Além disso, mostram que há margem considerável para a adoção da tese da "neutralidade". Esse movimento tem ganhado força nos últimos dias à medida que Estados cruciais para consolidar a aliança mantêm-se indefinidos, acirrando-se a disputa entre petistas e pemedebistas. Em dois deles a situação está no limite. Minas Gerais, com seus 69 votos, segundo maior número dentre todos os diretórios do PMDB, olha o cenário com desconfiança e tem assegurado que, sem um acordo fechado antes da convenção nacional que tenha o ex-ministro das Comunicações Hélio Costa na cabeça de chapa ao governo e o PT na vice, a aliança nacional com os petistas cairia e "colocaria o partido no colo de Serra" pois "Minas forma opinião dentro do partido".

Foi isso que Temer ouviu de Hélio Costa, do presidente do PMDB de Minas, Antônio Andrade, e do deputado Leonardo Quintão. Temer, então, prorrogou a data, mas a incerteza do cenário segue, a ponto de os mineiros adiarem sua convenção estadual para depois da nacional.

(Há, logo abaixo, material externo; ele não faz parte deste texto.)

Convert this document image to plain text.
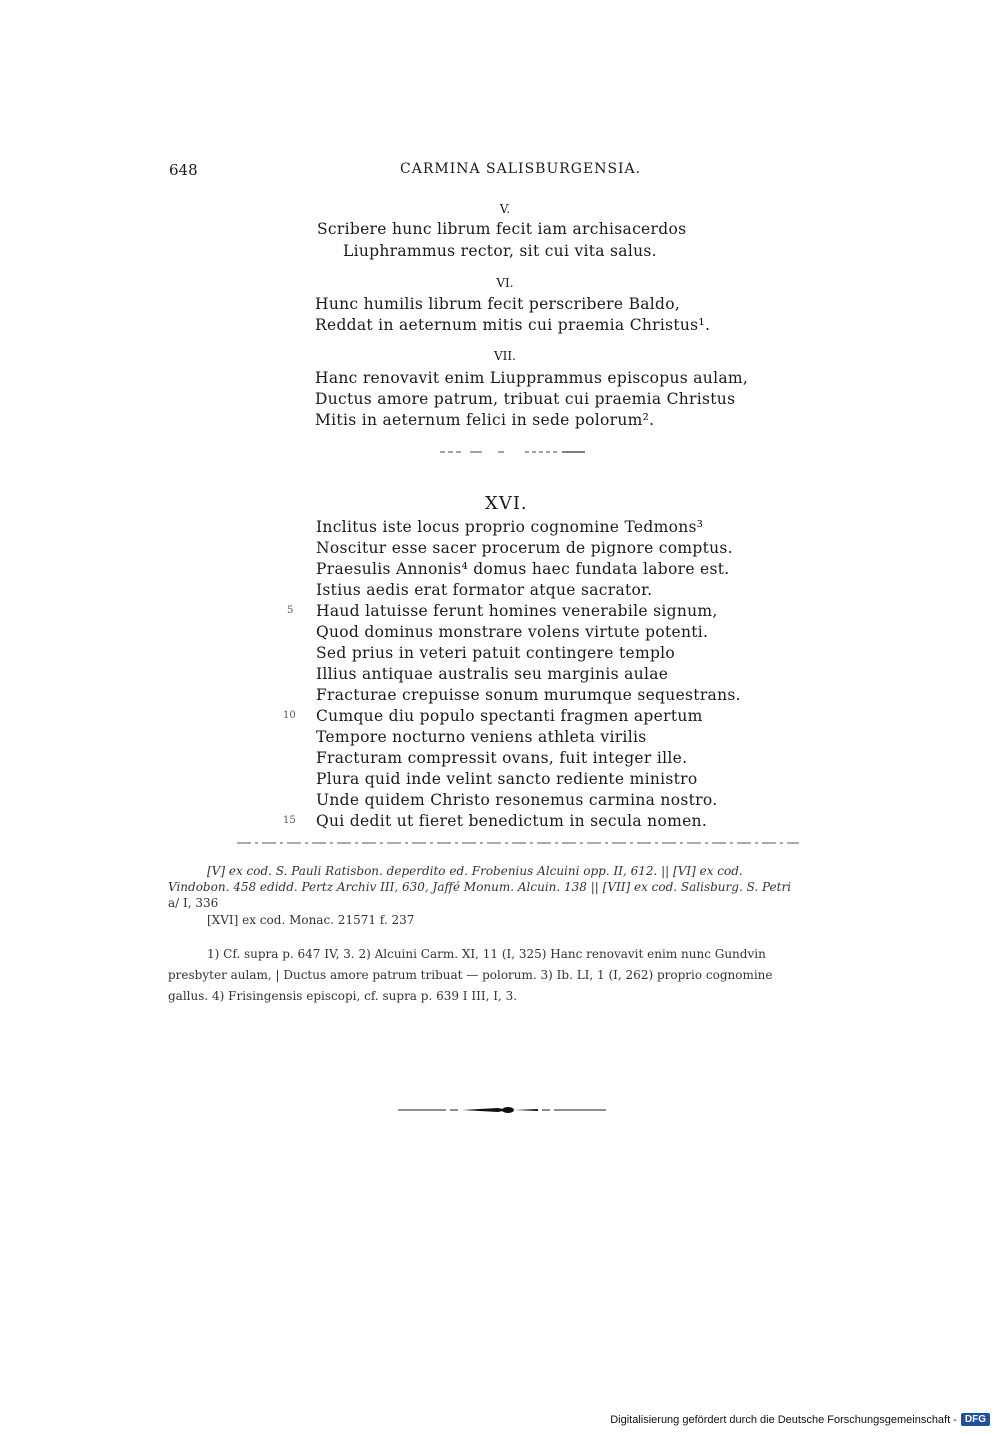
648	CARMINA SALISBURGENSIA.
V.
Scribere hunc librum fecit iam archisacerdos
Liuphrammus rector, sit cui vita salus.
VI.
Hunc humilis librum fecit perscribere Baldo,
Reddat in aeternum mitis cui praemia Christus¹.
VII.
Hanc renovavit enim Liupprammus episcopus aulam,
Ductus amore patrum, tribuat cui praemia Christus
Mitis in aeternum felici in sede polorum².
XVI.
Inclitus iste locus proprio cognomine Tedmons³
Noscitur esse sacer procerum de pignore comptus.
Praesulis Annonis⁴ domus haec fundata labore est.
Istius aedis erat formator atque sacrator.
5 Haud latuisse ferunt homines venerabile signum,
Quod dominus monstrare volens virtute potenti.
Sed prius in veteri patuit contingere templo
Illius antiquae australis seu marginis aulae
Fracturae crepuisse sonum murumque sequestrans.
10 Cumque diu populo spectanti fragmen apertum
Tempore nocturno veniens athleta virilis
Fracturam compressit ovans, fuit integer ille.
Plura quid inde velint sancto rediente ministro
Unde quidem Christo resonemus carmina nostro.
15 Qui dedit ut fieret benedictum in secula nomen.
[V] ex cod. S. Pauli Ratisbon. deperdito ed. Frobenius Alcuini opp. II, 612. || [VI] ex cod.
Vindobon. 458 edidd. Pertz Archiv III, 630, Jaffé Monum. Alcuin. 138 || [VII] ex cod. Salisburg. S. Petri
a/ I, 336
[XVI] ex cod. Monac. 21571 f. 237
1) Cf. supra p. 647 IV, 3. 2) Alcuini Carm. XI, 11 (I, 325) Hanc renovavit enim nunc Gundvin
presbyter aulam, | Ductus amore patrum tribuat — polorum. 3) Ib. LI, 1 (I, 262) proprio cognomine
gallus. 4) Frisingensis episcopi, cf. supra p. 639 I III, I, 3.
Digitalisierung gefördert durch die Deutsche Forschungsgemeinschaft - DFG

Em outro Estado importante, Ceará, com 49 votos na convenção, a situação segue indefinida. O governador Cid Gomes (PSB) aceita dar a vice ao PT desde que tenha como único candidato ao Senado o deputado Eunício Oliveira (PMDB). O PT, porém, tem insistido na candidatura do ex-ministro da Previdência José Pimentel, com o qual Cid não se relaciona desde as eleições de 2006. Um encontro do diretório cearense do PT nesta quinta-feira definirá a posição do partido.

Assim, Minas e Ceará podem juntos, com seus 118 votos na convenção, reverter o quadro da aliança e ainda despertar uma reação em cadeia de outros Estados que, à espreita, apenas aguardam um episódio detonador para saltarem do barco petista. É o caso do Pará, de Santa Catarina, da Bahia e do Mato Grosso do Sul - todos às turras com o PT. Mesmo que não se unam, Ceará e Minas podem também conseguir juntar sua insatisfação à de alguns desses outros Estados e diminuir a margem de 100 votos que hoje garante o apoio formal do partido a Dilma.

Mas para eliminar de vez essa vantagem, teriam de buscar dissidências em Estados tidos como assegurados pelos favoráveis à aliança, o que não é difícil de ser articulado. Os diretórios indefinidos têm vivido uma situação de crescente conflito com os petistas, com prejuízos, segundo alguns, já irreversíveis para uma eventual campanha conjunta entre os dois partidos.

Temer concorda com boa parte das reclamações que têm sido feitas em relação aos problemas regionais da coligação. Para resolvê-las, onde ela não pode ser reproduzida em nível estadual, o encaminhamento que ele tem dado é o de negociar a exata distância que o presidente Luiz Inácio Lula da Silva e a máquina federal deverão manter em alguns Estados com palanque duplo, o que tem desagradado os petistas. É a negociação que tem sido feita, por exemplo, no Rio Grande do Sul, onde o diretório é majoritariamente serrista, apesar de ligado a Temer.